Texte  traduit du japonais par Alain Gouvret, Yasuko Kudaka et Gérard Pfister – BILINGUE 

« Takuboku meurt à vinqt-sept ans, ayant, du fond même de la nature humaine, jeté vers le ciel trop haut et la terre trop sourde la plainte la plus désespérée de toute la poésie japonaise. » Ainsi Georges Bonneau présentait-il en 1938 la poésie et la destinée d’Ishikawa Takuboku, plus étranges et plus dérangeantes encore dans le paysage culturel japonais que peuvent l’être, pour notre littérature, celles d’un Rimbaud.

Ceux que l’on oublie difficilement, l’un de ses textes les plus émouvants, constitue la quatrième partie du volume Ichiaku no suna (Une poignée de sable) dont sont également extraits les textes de Fumées parus en avril dernier.

Ceux que l’on oublie difficilement. Cette femme : « Si l’on disait : « n’as-tu jamais voulu mourir » / « regarde cela » / elle montrait une cicatrice à la gorge ». Ou bien cette autre : «Les années se sont amassées / depuis notre séparation / combien tu m’es devenue chère ». Ou encore cette voix : « Une fois encore si j’entendais dette voix / totalement alors / ma poitrine s’allégerait ».

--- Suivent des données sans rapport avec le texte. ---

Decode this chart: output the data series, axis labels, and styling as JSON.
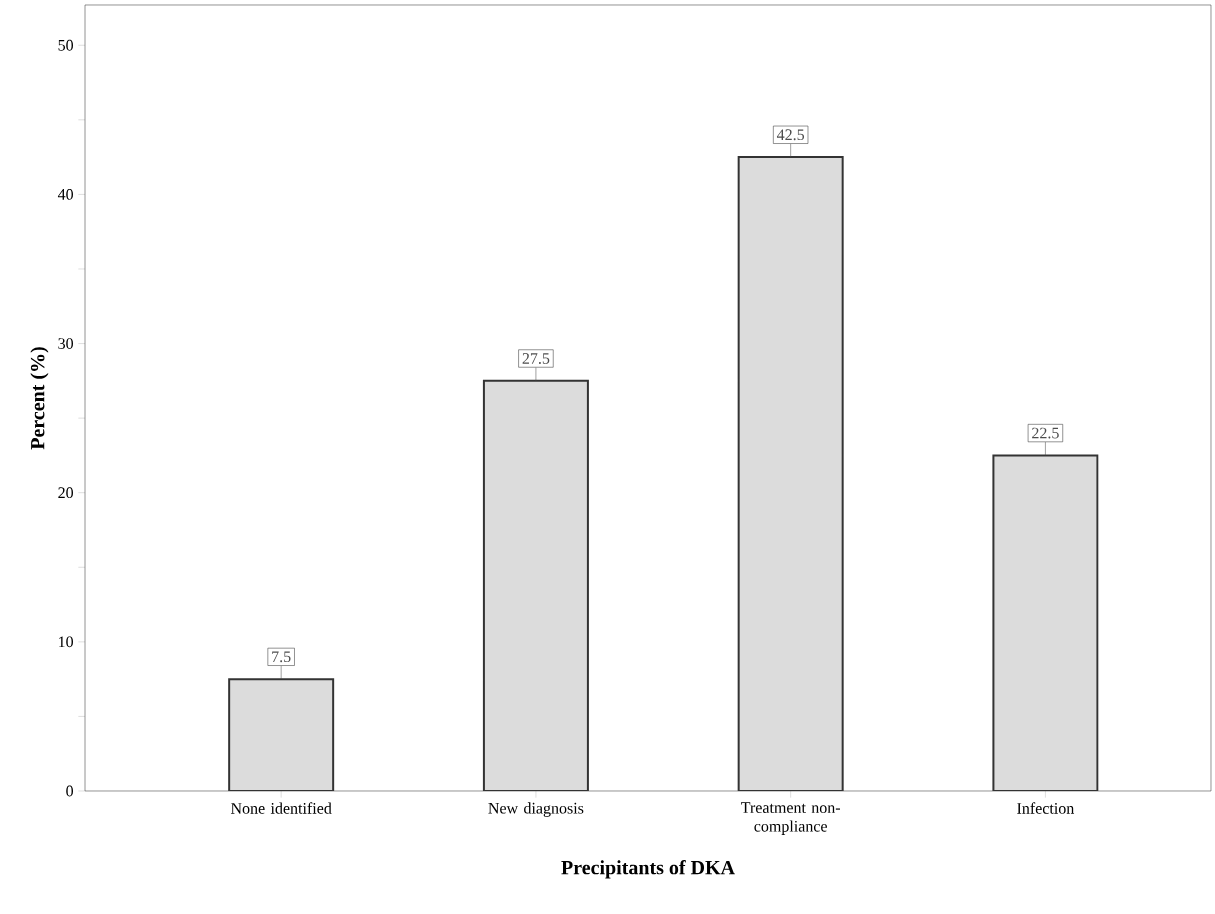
{
  "chart_data": {
    "type": "bar",
    "xlabel": "Precipitants of DKA",
    "ylabel": "Percent (%)",
    "categories": [
      "None identified",
      "New diagnosis",
      "Treatment non-compliance",
      "Infection"
    ],
    "values": [
      7.5,
      27.5,
      42.5,
      22.5
    ],
    "color": "#dcdcdc",
    "ylim": [
      0,
      52.7
    ],
    "yticks": [
      0,
      {
        "value": 5,
        "label": null
      },
      10,
      {
        "value": 15,
        "label": null
      },
      20,
      {
        "value": 25,
        "label": null
      },
      30,
      {
        "value": 35,
        "label": null
      },
      40,
      {
        "value": 45,
        "label": null
      },
      50
    ],
    "data_labels": true
  }
}
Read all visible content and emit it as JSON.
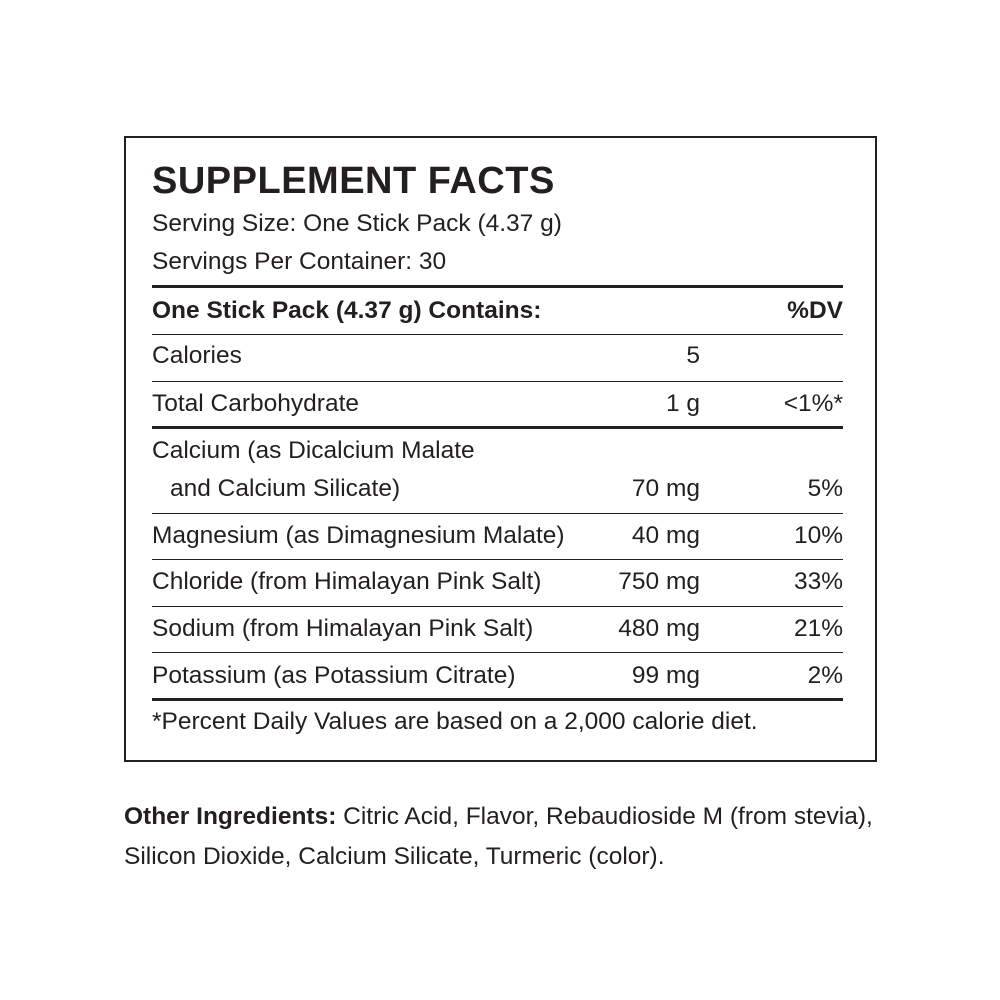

Ce volume constitue la première traduction française d’un des auteurs les plus bouleversants de la poésie japonaise. Un de ceux, oui, qu’on oublie difficilement. Que le peuple japonais, aujourd’hui encore, aime d’une affection toute particulière. Comme un enfant malheureux.

La poésie de Takuboku est on ne peut plus simple. D’une nudité qui risque toujours de basculer dans la banalité, la platitude. Des visages, des regards, des silhouettes entraperçus. Tout un monde flottant, dérivant, à l’extrême bord du désespoir, juste au bord.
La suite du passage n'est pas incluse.